One Year Before Real ID Deadline, Americans Are Not Prepared For Airport Security Change
A majority of Americans did not know about the changing ID requirements for boarding planes in a recent survey, and DHS said that only 27 percent of residents have been issued a Real ID.
- By Haley Samsel
- Oct 02, 2019
While travelers are used to bringing their driver’s license with them to the airport, a majority of Americans are not aware that starting a year from now -- on Oct. 1, 2020 -- the only driver’s licenses that will be accepted by airport security must be Real IDs.
On Tuesday, DHS announced that only 27 percent of Americans have been issued a Real ID so far. That backs up the findings of a survey by the U.S. Travel Association, which discovered that 57 percent of Americans do not know about the changing ID requirements. Nearly 40 percent do not have a Real ID or any other forms of identification that will be accepted by the TSA.
Read More: The TSA’s guidelines on Real ID
Travelers will still be able to use passports or military IDs to board flights, but government officials are worried that the change will shock Americans as they attempt to get on a flight next fall. Only 42 percent of Americans have a passport, whereas almost 90 percent have a driver’s license, The Washington Post reported.
Real ID licenses are differentiated by a star in the upper-right corner. The new licenses are mandated by the 2005 Real ID Act, which requires states to issue IDs with features that make it harder for terrorists or criminals to replicate them.

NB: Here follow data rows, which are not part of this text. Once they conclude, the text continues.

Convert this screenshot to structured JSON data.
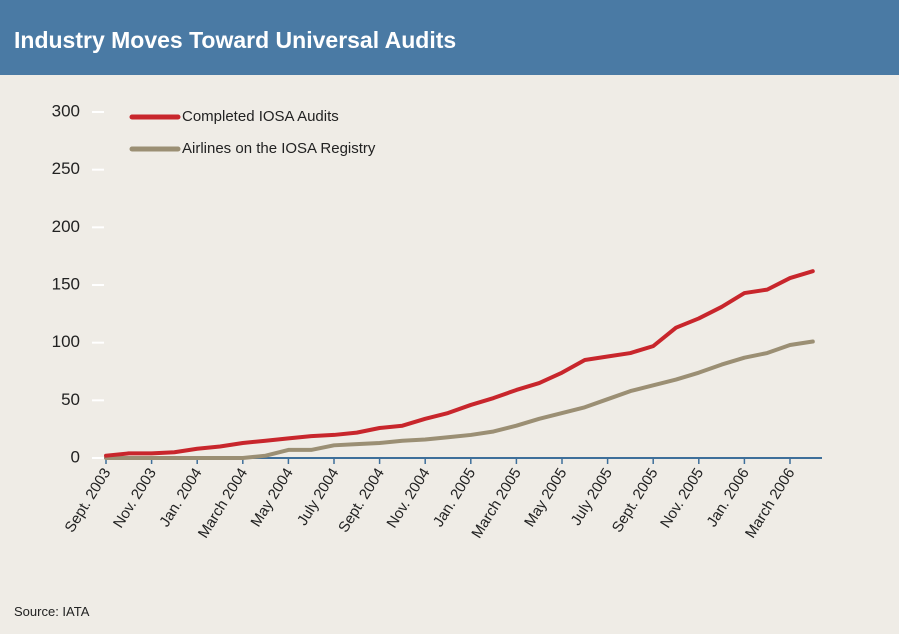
{
  "chart_data": {
    "type": "line",
    "title": "Industry Moves Toward Universal Audits",
    "source": "Source: IATA",
    "categories": [
      "Sept. 2003",
      null,
      "Nov. 2003",
      null,
      "Jan. 2004",
      null,
      "March 2004",
      null,
      "May 2004",
      null,
      "July 2004",
      null,
      "Sept. 2004",
      null,
      "Nov. 2004",
      null,
      "Jan. 2005",
      null,
      "March 2005",
      null,
      "May 2005",
      null,
      "July 2005",
      null,
      "Sept. 2005",
      null,
      "Nov. 2005",
      null,
      "Jan. 2006",
      null,
      "March 2006",
      null
    ],
    "series": [
      {
        "name": "Completed IOSA Audits",
        "color": "#c8262c",
        "values": [
          2,
          4,
          4,
          5,
          8,
          10,
          13,
          15,
          17,
          19,
          20,
          22,
          26,
          28,
          34,
          39,
          46,
          52,
          59,
          65,
          74,
          85,
          88,
          91,
          97,
          113,
          121,
          131,
          143,
          146,
          156,
          162
        ]
      },
      {
        "name": "Airlines on the IOSA Registry",
        "color": "#9b8f74",
        "values": [
          0,
          0,
          0,
          0,
          0,
          0,
          0,
          2,
          7,
          7,
          11,
          12,
          13,
          15,
          16,
          18,
          20,
          23,
          28,
          34,
          39,
          44,
          51,
          58,
          63,
          68,
          74,
          81,
          87,
          91,
          98,
          101
        ]
      }
    ],
    "ylim": [
      0,
      300
    ],
    "yticks": [
      0,
      50,
      100,
      150,
      200,
      250,
      300
    ],
    "legend": "top-left",
    "axis_color": "#3e6f9a"
  }
}
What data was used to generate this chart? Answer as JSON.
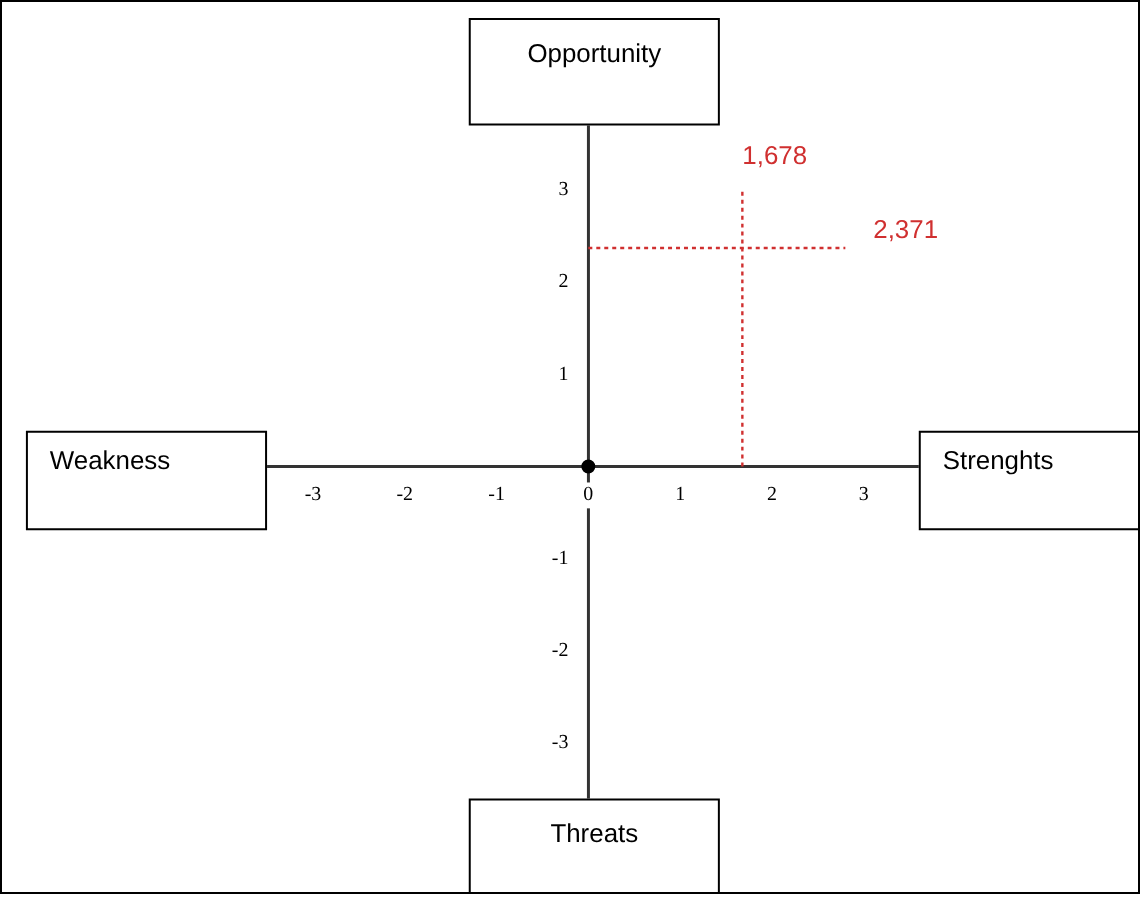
{
  "chart_data": {
    "type": "scatter",
    "x": [
      0
    ],
    "values": [
      0
    ],
    "color": "#000000",
    "marker": "circle",
    "xlim": [
      -3.5,
      3.6
    ],
    "ylim": [
      -3.6,
      3.7
    ],
    "xticks": [
      -3,
      -2,
      -1,
      {
        "value": 0,
        "label": "0"
      },
      1,
      2,
      3
    ],
    "yticks": [
      -3,
      -2,
      -1,
      1,
      2,
      3
    ],
    "grid": false,
    "legend": false,
    "ref_lines": [
      {
        "axis": "x",
        "value": 1.678,
        "label": "1,678",
        "color": "#d03030",
        "line_style": "dotted"
      },
      {
        "axis": "y",
        "value": 2.371,
        "label": "2,371",
        "color": "#d03030",
        "line_style": "dotted"
      }
    ],
    "annotations": [
      "Opportunity",
      "Weakness",
      "Strenghts",
      "Threats"
    ]
  }
}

Government agencies are trying to raise awareness of the change, but states like Virginia and Minnesota say that as few as 10 percent of residents have been issued the new IDs, according to the Post. Those statistics have security and travel industry professionals concerned about the number of people who may be turned away from flights because they lack the required identification.

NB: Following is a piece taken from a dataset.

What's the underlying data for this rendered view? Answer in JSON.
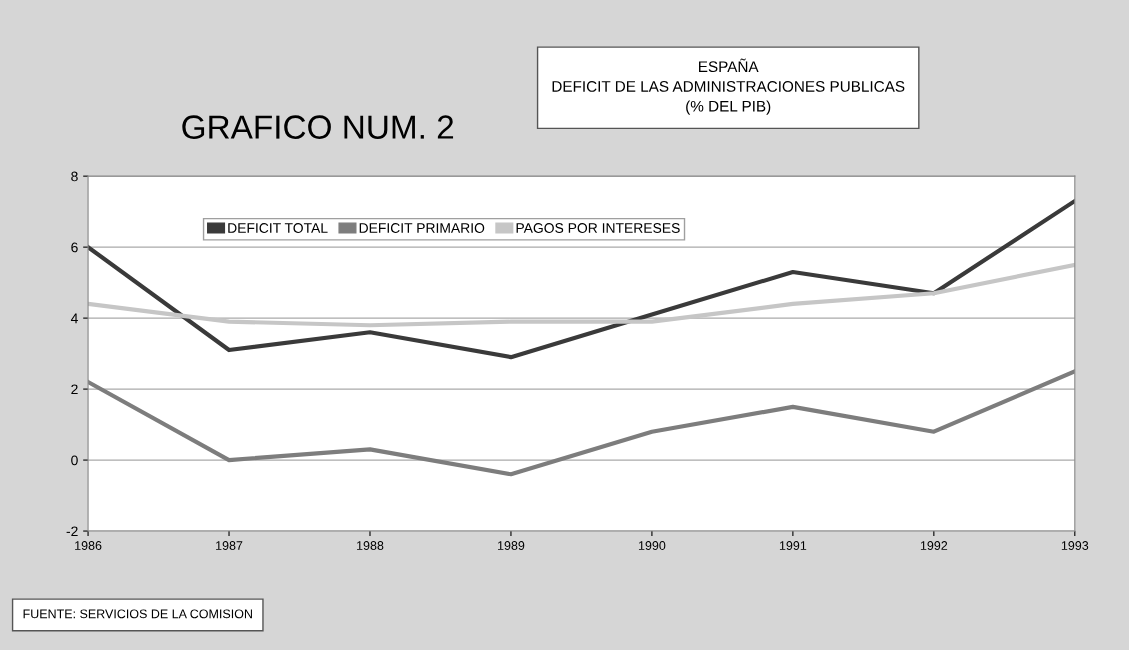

“We are going from a scenario where about 90 percent of the American public has the ability to fly today using any of their identification, but all of a sudden on October 1, 2020, if that doesn’t change, we have 40 percent of the population that may not be able to fly,” Erik Hansen, vice president of government relations at the U.S. Travel Association, told the Post.
Based on the current numbers, the association estimates that more than 70,000 people could be prevented from flying on the first day that the law goes into effect. Up to half a million people could experience problems during the first week, the association found.
While raising awareness is one part of the solution, the Travel Association also wants Congress and the Department of Homeland Security, which oversees the TSA, to change the Real ID process to make it easier for states to comply. One key step: eliminating the requirement that residents have to apply for the new IDs at motor vehicle administration offices, which has caused long lines across the country and is likely to get worse as the deadline approaches.
In addition, the group wants the TSA to develop alternative screening procedures to allow passengers without a Real ID to get through security after the deadline. Travelers enrolled in TSA PreCheck, which involves an extensive background check process, should be able to get through without a Real ID, the U.S. Travel Association argues.
Only 29 percent of people surveyed by the organization said that the deadline should be enforced without exemptions. The association says that the new technology developed since the law was passed in 2005 should be part of the solution.
“We can improve secure identity without turning away hundreds of thousands or millions of people,” Hansen said.